Sunday, September 5, 2010

Concrete mathematics

 Got the results in from the DevQuiz. All appears to be correct and I've got a place, woo! I'm in two minds about the difficulty of the questions. On one hand, they were challenging enough to make one think, but I don't think that they were overall "hard" even for the final questions, as I could still get away with fairly generic programs.

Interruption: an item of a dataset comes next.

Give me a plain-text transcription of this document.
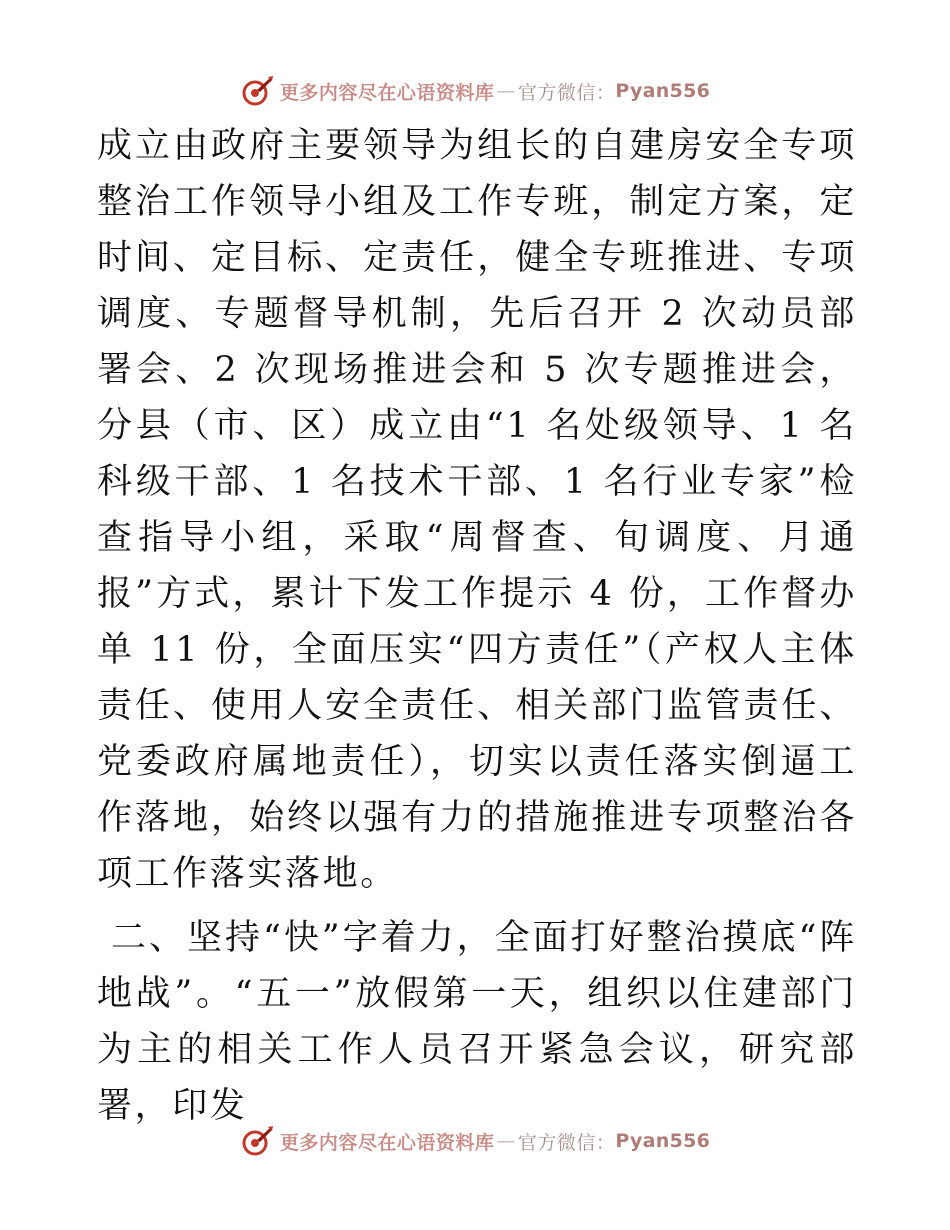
更多内容尽在心语资料库 — 官方微信： Pyan556

成立由政府主要领导为组长的自建房安全专项整治工作领导小组及工作专班，制定方案，定时间、定目标、定责任，健全专班推进、专项调度、专题督导机制，先后召开 2 次动员部署会、2 次现场推进会和 5 次专题推进会，分县（市、区）成立由“1 名处级领导、1 名科级干部、1 名技术干部、1 名行业专家”检查指导小组，采取“周督查、旬调度、月通报”方式，累计下发工作提示 4 份，工作督办单 11 份，全面压实“四方责任”（产权人主体责任、使用人安全责任、相关部门监管责任、党委政府属地责任），切实以责任落实倒逼工作落地，始终以强有力的措施推进专项整治各项工作落实落地。

二、坚持“快”字着力，全面打好整治摸底“阵地战”。“五一”放假第一天，组织以住建部门为主的相关工作人员召开紧急会议，研究部署，印发

更多内容尽在心语资料库 — 官方微信： Pyan556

On the other hand it did take a fair amount of time to do all the questions... I hope developer day is awesome and worth the time spent on the questions

 That aside, I picked up Concrete Mathematics a couple of days along with The Art of  Computer Programming.   I don't imagine I'll have the time to read the latter for a while, but I've started poking through Concrete Mathematics(yeah I'll get back to sicp eventually. Too many books, too little time). I really like how they've added in the student "graffiti". Some of it is very helpful in grasping a concept and other parts keep the text interesting even if they aren't directly useful. It's been a while since I've had to do some serious math (I guess a few of the questions in part 1 of sicp count), so it's got my brain going for a ride, but it's interesting stuff, and I still love to see a formula come together in an elegant manner. Not gotten far in yet, but definitely recommended for those interested.